Wednesday, 5 February 2014

How does this look?

Does this publish OK. What about the pic
below






This is my favourite ride in the Yorkshire Dales because you catch the train from Settle up to the start and then freewheel most of the way back down. The views from the railway - considered to be one of the most scenic in the UK - are superb but, of course, you can’t see some of the most notable features, three fine viaducts among them. A bike is the perfect means of inspection. Having traversed inhospitable moorland on what feel like the roof of the Dales you pass the crouching lion profile of Pen-y-ghent which heralds the most impressive viaduct, Ribblehead, a 24-arch marvel of Victorian civil engineering. Even on the finest day the scale of the achievement of building such a structure in such a harsh environment is very evident.A cosier corner of Ribblesdale can be found at Stainforth Force, a small three-cascade waterfall. Bring your swimming costume if the weather’s fine.
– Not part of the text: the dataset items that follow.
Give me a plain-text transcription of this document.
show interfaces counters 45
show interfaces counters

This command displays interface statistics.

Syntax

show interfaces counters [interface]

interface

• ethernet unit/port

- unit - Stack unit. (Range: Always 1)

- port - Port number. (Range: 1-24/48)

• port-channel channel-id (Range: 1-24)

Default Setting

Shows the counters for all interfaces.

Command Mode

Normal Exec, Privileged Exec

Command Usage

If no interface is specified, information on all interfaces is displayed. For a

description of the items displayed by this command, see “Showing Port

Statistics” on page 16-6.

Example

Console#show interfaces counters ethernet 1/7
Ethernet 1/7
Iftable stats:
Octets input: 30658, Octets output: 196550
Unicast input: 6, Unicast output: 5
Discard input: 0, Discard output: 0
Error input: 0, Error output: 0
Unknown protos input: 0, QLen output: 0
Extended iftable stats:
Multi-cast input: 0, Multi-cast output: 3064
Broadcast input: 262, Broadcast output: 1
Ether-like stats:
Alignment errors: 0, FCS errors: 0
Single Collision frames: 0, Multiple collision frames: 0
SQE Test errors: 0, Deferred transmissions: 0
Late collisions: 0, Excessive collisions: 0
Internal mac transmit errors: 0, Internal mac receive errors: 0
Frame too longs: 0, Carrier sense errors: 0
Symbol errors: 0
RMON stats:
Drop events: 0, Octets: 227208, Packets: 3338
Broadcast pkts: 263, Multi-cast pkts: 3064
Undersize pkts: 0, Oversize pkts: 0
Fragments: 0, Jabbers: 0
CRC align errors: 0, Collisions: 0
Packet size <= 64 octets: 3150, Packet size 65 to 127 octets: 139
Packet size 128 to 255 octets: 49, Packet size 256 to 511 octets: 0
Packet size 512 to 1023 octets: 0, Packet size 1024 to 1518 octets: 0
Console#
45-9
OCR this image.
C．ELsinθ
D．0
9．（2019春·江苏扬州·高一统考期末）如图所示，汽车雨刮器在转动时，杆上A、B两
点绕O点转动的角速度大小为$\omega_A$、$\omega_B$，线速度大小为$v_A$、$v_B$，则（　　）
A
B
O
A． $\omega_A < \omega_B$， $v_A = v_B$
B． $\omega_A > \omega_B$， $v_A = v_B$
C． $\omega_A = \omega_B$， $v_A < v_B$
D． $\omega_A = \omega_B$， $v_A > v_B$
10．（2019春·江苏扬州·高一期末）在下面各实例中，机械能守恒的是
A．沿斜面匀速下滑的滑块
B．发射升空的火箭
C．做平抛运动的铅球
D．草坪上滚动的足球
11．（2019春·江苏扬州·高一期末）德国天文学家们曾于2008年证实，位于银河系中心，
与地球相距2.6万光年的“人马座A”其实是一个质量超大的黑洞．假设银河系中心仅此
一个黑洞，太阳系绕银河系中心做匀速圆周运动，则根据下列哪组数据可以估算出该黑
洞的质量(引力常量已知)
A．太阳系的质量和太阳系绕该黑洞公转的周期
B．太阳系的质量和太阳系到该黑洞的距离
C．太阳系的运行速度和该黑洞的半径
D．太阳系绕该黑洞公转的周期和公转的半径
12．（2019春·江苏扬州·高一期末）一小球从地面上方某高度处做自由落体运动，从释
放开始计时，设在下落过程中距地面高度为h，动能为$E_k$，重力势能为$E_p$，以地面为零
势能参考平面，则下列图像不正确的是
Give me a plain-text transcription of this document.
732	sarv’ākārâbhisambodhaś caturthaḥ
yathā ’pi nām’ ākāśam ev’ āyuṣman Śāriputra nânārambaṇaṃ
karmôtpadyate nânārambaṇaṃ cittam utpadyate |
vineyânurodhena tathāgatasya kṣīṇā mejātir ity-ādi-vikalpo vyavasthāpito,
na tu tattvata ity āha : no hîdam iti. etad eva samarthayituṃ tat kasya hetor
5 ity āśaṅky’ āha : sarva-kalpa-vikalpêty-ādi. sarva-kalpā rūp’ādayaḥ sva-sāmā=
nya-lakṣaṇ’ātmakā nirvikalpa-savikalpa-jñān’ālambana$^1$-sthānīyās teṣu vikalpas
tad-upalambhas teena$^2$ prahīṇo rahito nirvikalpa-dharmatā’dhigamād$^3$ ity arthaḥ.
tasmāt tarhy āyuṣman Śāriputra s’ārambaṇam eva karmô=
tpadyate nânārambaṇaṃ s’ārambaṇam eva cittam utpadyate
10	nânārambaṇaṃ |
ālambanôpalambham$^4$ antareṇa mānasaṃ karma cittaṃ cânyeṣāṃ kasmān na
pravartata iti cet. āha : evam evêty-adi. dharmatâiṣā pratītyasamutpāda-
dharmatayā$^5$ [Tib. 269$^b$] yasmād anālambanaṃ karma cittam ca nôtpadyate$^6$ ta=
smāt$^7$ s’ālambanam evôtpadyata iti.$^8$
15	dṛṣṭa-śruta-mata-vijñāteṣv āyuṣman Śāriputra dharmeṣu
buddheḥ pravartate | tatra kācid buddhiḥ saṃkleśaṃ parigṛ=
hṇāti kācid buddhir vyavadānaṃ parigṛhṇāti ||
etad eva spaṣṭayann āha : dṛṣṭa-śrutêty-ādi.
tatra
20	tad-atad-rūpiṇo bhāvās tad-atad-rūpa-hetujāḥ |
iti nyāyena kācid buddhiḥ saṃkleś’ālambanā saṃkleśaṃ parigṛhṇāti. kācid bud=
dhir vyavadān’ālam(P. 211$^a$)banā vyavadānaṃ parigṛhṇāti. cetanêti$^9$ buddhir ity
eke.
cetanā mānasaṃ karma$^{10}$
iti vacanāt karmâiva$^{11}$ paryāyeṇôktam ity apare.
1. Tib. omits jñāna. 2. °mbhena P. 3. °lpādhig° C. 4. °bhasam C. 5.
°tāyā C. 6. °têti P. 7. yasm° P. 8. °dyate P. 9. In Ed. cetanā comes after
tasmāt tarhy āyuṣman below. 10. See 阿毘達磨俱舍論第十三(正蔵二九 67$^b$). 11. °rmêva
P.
Hoy comes from the Old Norse ‘haey’ meaning high island and it’s the relief that makes this one of the Orkney Islands the odd man out and by far the most scenic and dramatic.The good news is that the high points largely surround the route rather than cross it so you’re mostly looking up at them rather than cycling over them. Take the ferry from Stromness to Hoy then the very quiet road through a beautiful glacial valley to Rackwick, a hamlet beside a glorious sandy beach  that was described by Orkney poet George Mackay Brown as "Orkney's last enchantment". No facilities nor visitor centre (not even for the Old Man of Hoy stack, a three-mile walk away) but that's the appeal. Return almost to the start then follow the road that runs along the eastern coast of Hoy with great views particularly of Scapa Flow, the base of the British naval fleet in the world wars. Pedal up to the Wee Fea viewpoint to pad around what looks like a haunted castle but is an old naval communications centre. All around the Lyness area you pass abadononed war buildings, some re-adopoted, some not, and including an Art Deco garrison theatre. Catch the ferry from Lyness back to Orkney mainland then blast the last eight miles back to Stromness.